Optical genome mapping identifies clinically relevant somatic structural variation in epilepsy-affected brain tissue
Miller, A. R.; Anderson, J. J.; Hernandez Gonzalez, M. E.; Rao Venkata, L. P.; Stonerock, E.; Mashburn-Warren, L.; Daley, A.; Leonard, J.; Pindrik, J.; Shaikhouni, A.; Boue, D. R.; Thomas, D. L.; Pierson, C. R.; Ostendorf, A. P.; Mardis, E. R.; Koboldt, D. C.; Miller, K. E.; Bedrosian, T. A.
Show abstract
Somatic variants are a prominent cause of epilepsy-associated cortical malformations, but about half of patients undergoing genetic testing have no finding due partly to limitations in variant detection. Most studies have focused on single-nucleotide variants or small indels that are accessible to short-read sequencing technologies, but somatic structural variants are also emerging as important contributors despite their unique detection challenges. Optical genome mapping (OGM) is a promising methodology for the detection of structural variants, but requires high quality, high molecular weight DNA from clinical specimens. Here we successfully optimize a protocol for OGM of surgically-resected patient brain tissue which yields [~]450x effective coverage - suitable for detecting somatic variants at low allele fractions. We apply this approach to brain specimens from four patients with epilepsy.
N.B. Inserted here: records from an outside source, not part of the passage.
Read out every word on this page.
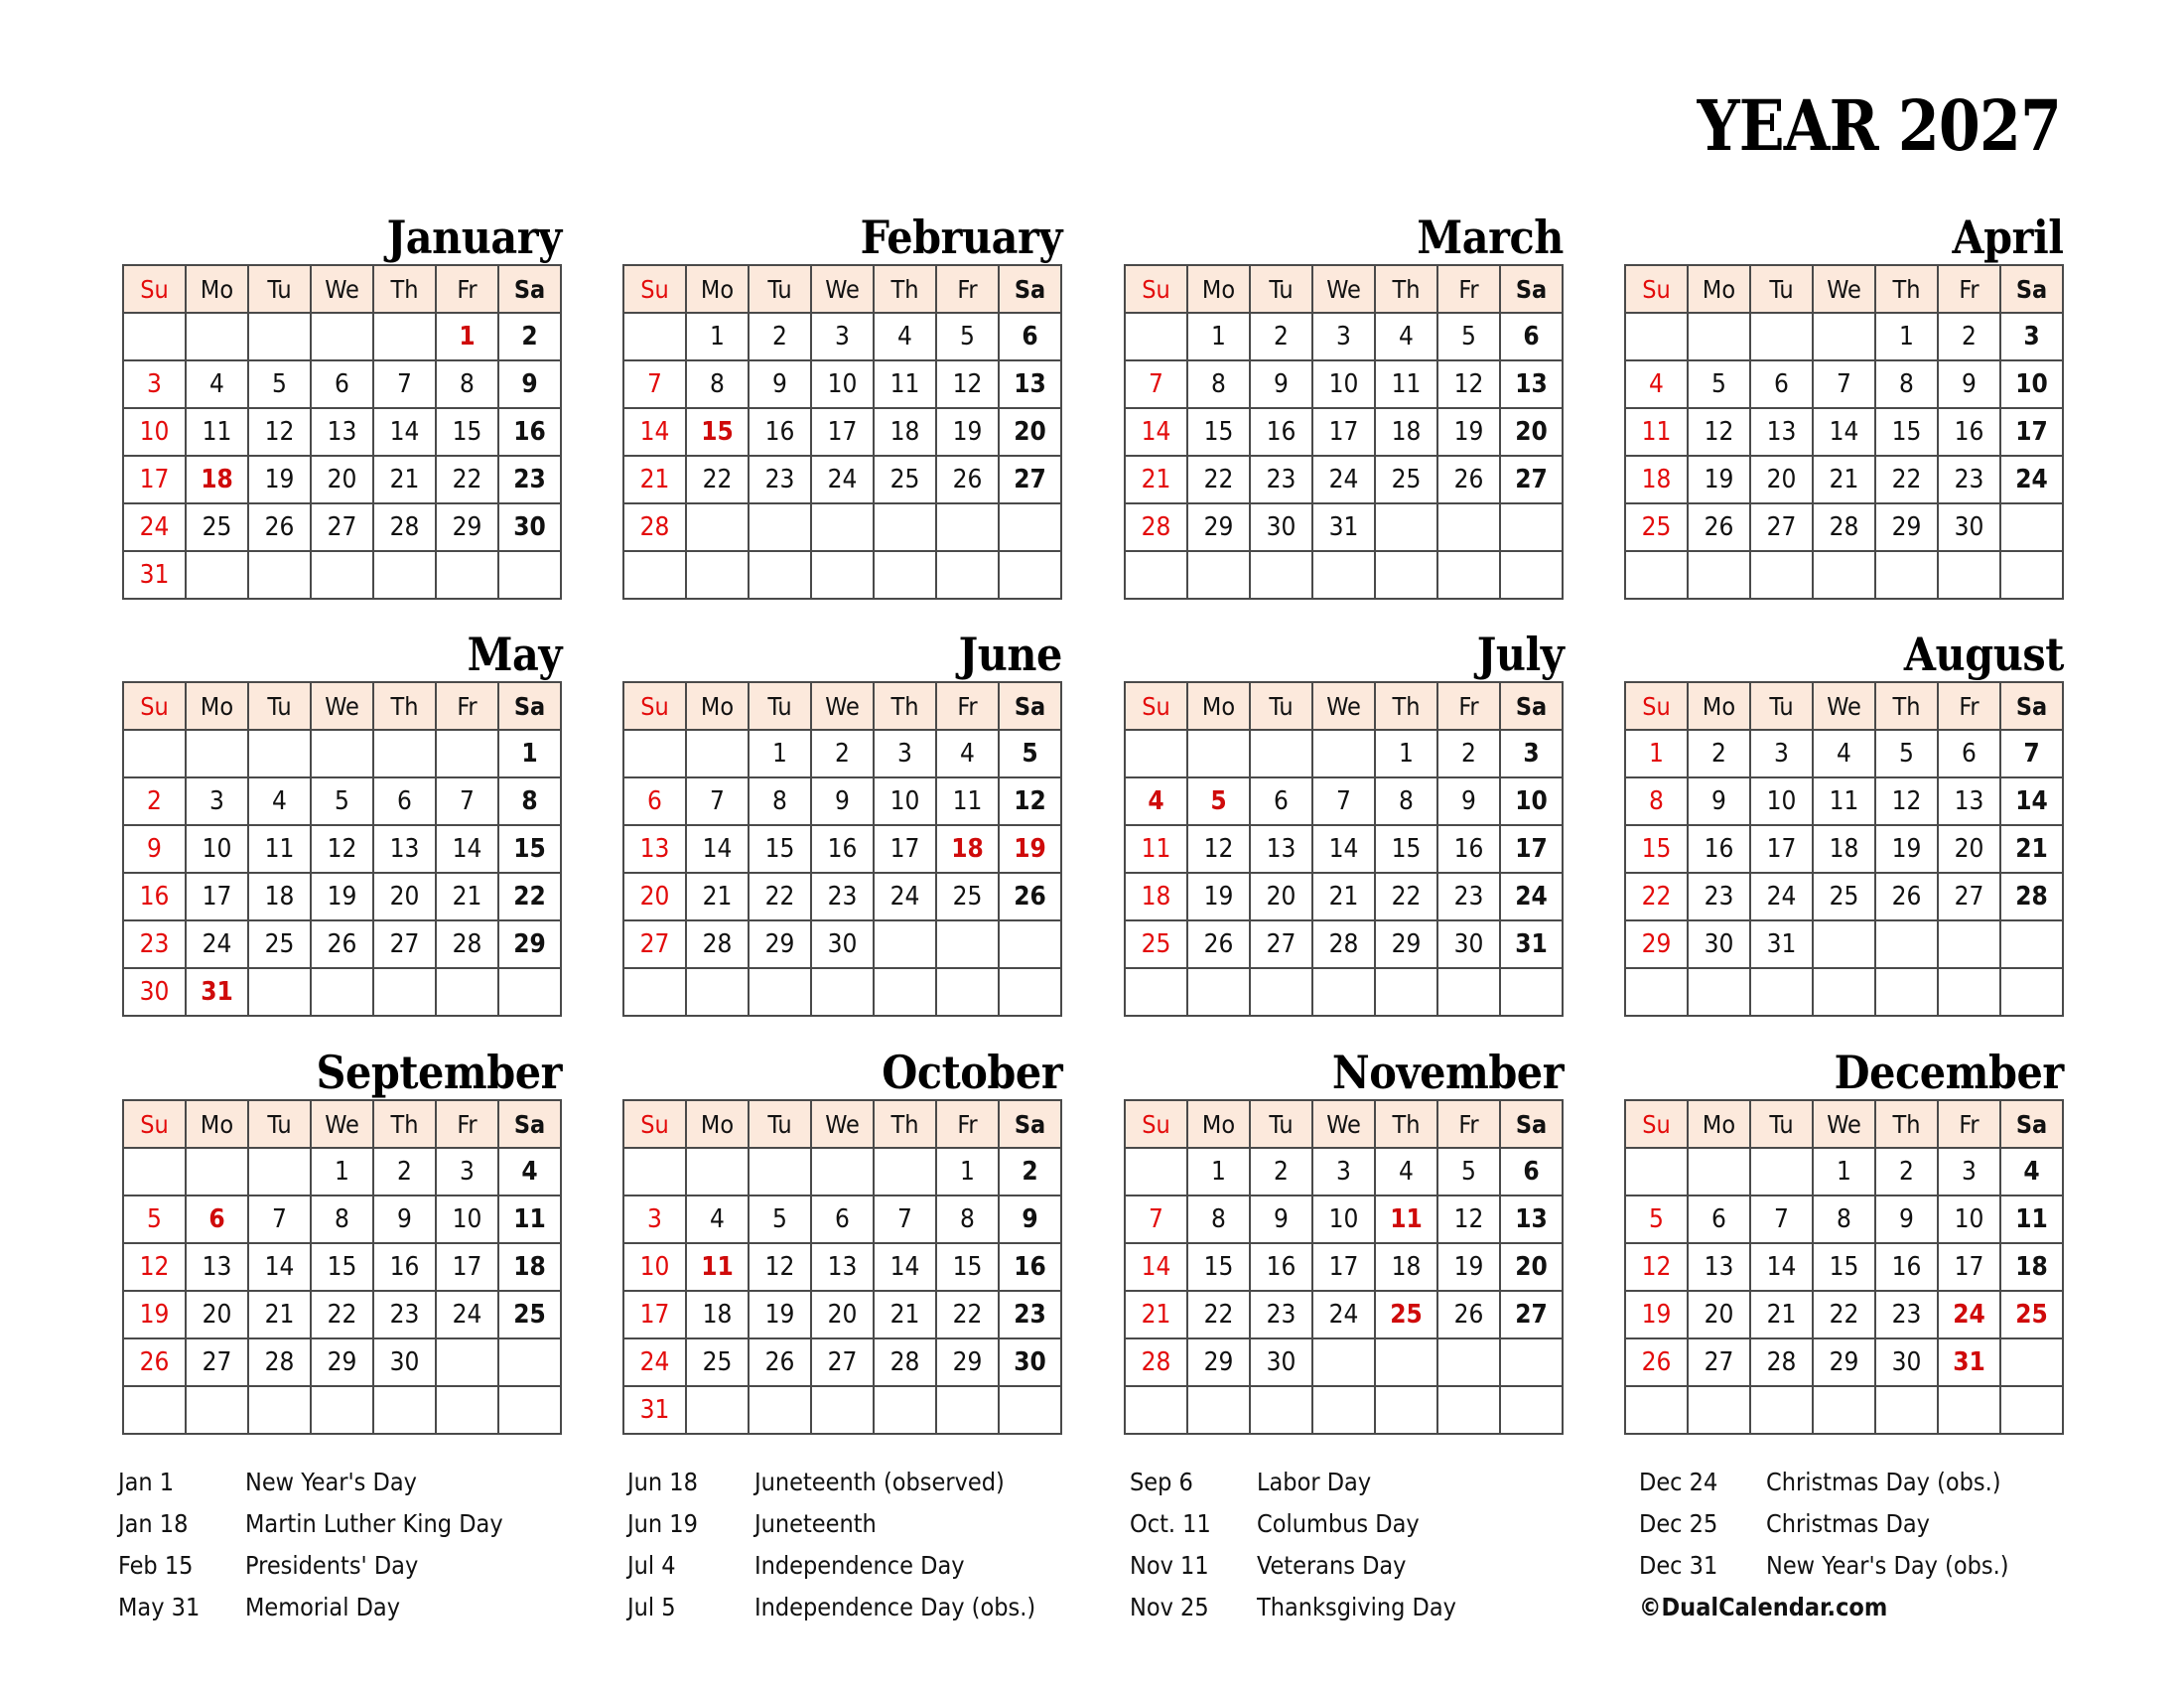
YEAR 2027
January
Su	Mo	Tu	We	Th	Fr	Sa
					1	2
3	4	5	6	7	8	9
10	11	12	13	14	15	16
17	18	19	20	21	22	23
24	25	26	27	28	29	30
31						
February
Su	Mo	Tu	We	Th	Fr	Sa
	1	2	3	4	5	6
7	8	9	10	11	12	13
14	15	16	17	18	19	20
21	22	23	24	25	26	27
28						

March
Su	Mo	Tu	We	Th	Fr	Sa
	1	2	3	4	5	6
7	8	9	10	11	12	13
14	15	16	17	18	19	20
21	22	23	24	25	26	27
28	29	30	31			

April
Su	Mo	Tu	We	Th	Fr	Sa
				1	2	3
4	5	6	7	8	9	10
11	12	13	14	15	16	17
18	19	20	21	22	23	24
25	26	27	28	29	30	

May
Su	Mo	Tu	We	Th	Fr	Sa
						1
2	3	4	5	6	7	8
9	10	11	12	13	14	15
16	17	18	19	20	21	22
23	24	25	26	27	28	29
30	31					
June
Su	Mo	Tu	We	Th	Fr	Sa
		1	2	3	4	5
6	7	8	9	10	11	12
13	14	15	16	17	18	19
20	21	22	23	24	25	26
27	28	29	30			

July
Su	Mo	Tu	We	Th	Fr	Sa
				1	2	3
4	5	6	7	8	9	10
11	12	13	14	15	16	17
18	19	20	21	22	23	24
25	26	27	28	29	30	31

August
Su	Mo	Tu	We	Th	Fr	Sa
1	2	3	4	5	6	7
8	9	10	11	12	13	14
15	16	17	18	19	20	21
22	23	24	25	26	27	28
29	30	31				

September
Su	Mo	Tu	We	Th	Fr	Sa
			1	2	3	4
5	6	7	8	9	10	11
12	13	14	15	16	17	18
19	20	21	22	23	24	25
26	27	28	29	30		

October
Su	Mo	Tu	We	Th	Fr	Sa
					1	2
3	4	5	6	7	8	9
10	11	12	13	14	15	16
17	18	19	20	21	22	23
24	25	26	27	28	29	30
31						
November
Su	Mo	Tu	We	Th	Fr	Sa
	1	2	3	4	5	6
7	8	9	10	11	12	13
14	15	16	17	18	19	20
21	22	23	24	25	26	27
28	29	30				

December
Su	Mo	Tu	We	Th	Fr	Sa
			1	2	3	4
5	6	7	8	9	10	11
12	13	14	15	16	17	18
19	20	21	22	23	24	25
26	27	28	29	30	31	

Jan 1	New Year's Day
Jan 18 Martin Luther King Day
Feb 15 Presidents' Day
May 31 Memorial Day
Jun 18 Juneteenth (observed)
Jun 19 Juneteenth
Jul 4	Independence Day
Jul 5	Independence Day (obs.)
Sep 6	Labor Day
Oct. 11 Columbus Day
Nov 11 Veterans Day
Nov 25 Thanksgiving Day
Dec 24 Christmas Day (obs.)
Dec 25 Christmas Day
Dec 31 New Year's Day (obs.)
©DualCalendar.com
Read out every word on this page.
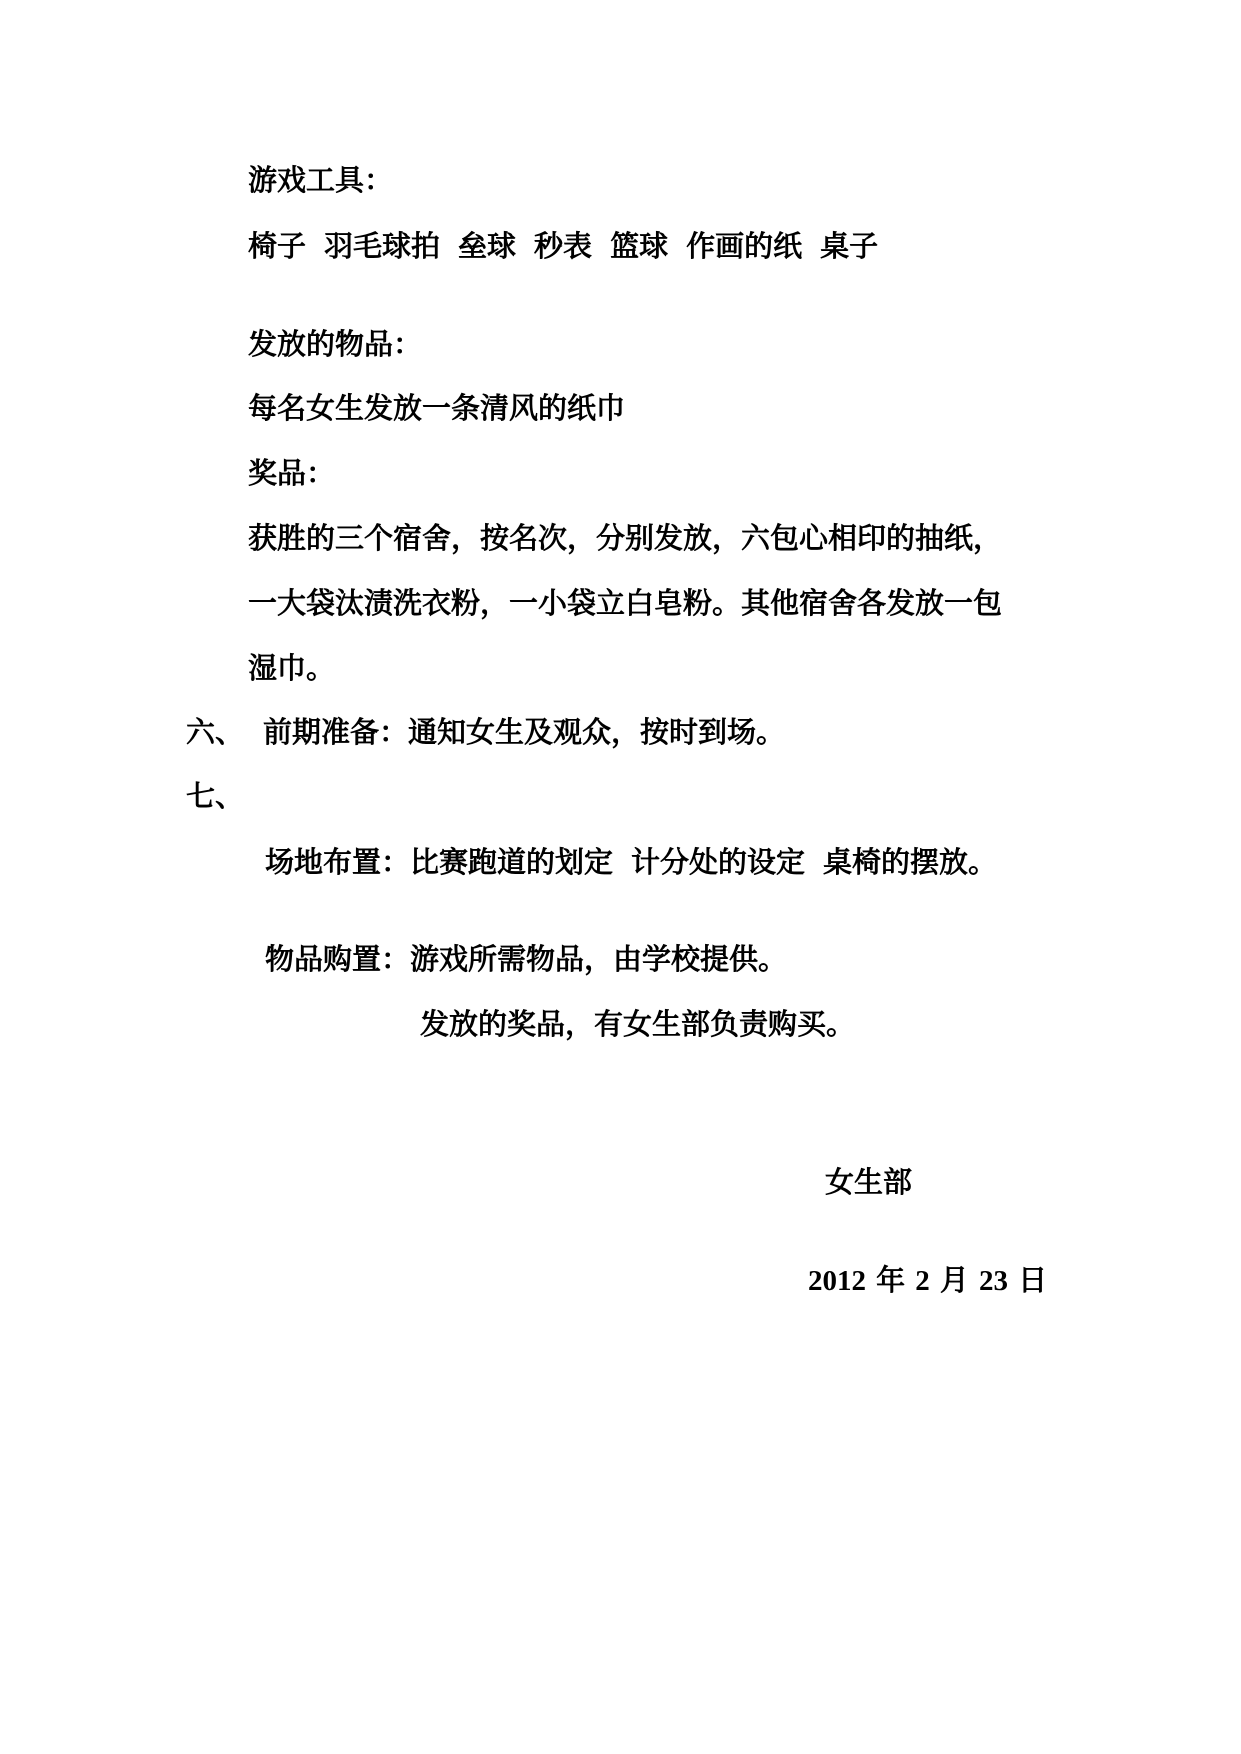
游戏工具：
椅子 羽毛球拍 垒球 秒表 篮球 作画的纸 桌子
发放的物品：
每名女生发放一条清风的纸巾
奖品：
获胜的三个宿舍，按名次，分别发放，六包心相印的抽纸，
一大袋汰渍洗衣粉，一小袋立白皂粉。其他宿舍各发放一包
湿巾。
六、 前期准备：通知女生及观众，按时到场。
七、
场地布置：比赛跑道的划定 计分处的设定 桌椅的摆放。
物品购置：游戏所需物品，由学校提供。
发放的奖品，有女生部负责购买。
女生部
2012 年 2 月 23 日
OGM identifies large and complex mosaic structural variants ranging from 7-40% variant allele fraction, most of which are not captured by short-read exome sequencing of the same specimen. In one patient with a known germline DEPDC5 variant, OGM reveals a somatic variant - a 13.2kb deletion in DEPDC5 at approximately 20% VAF - consistent with the established two-hit model in DEPDC5-associated lesional epilepsies. By resolving the breakpoints in PacBio HiFi sequencing data, we identify a mechanism for this somatic deletion, mediated by recombination of two Alu elements flanking the region. Our findings demonstrate that OGM is a robust and complementary tool for detecting somatic structural variation in human brain tissue, with potential to improve diagnostic yield and refine genotype-phenotype correlations in neurological disorders.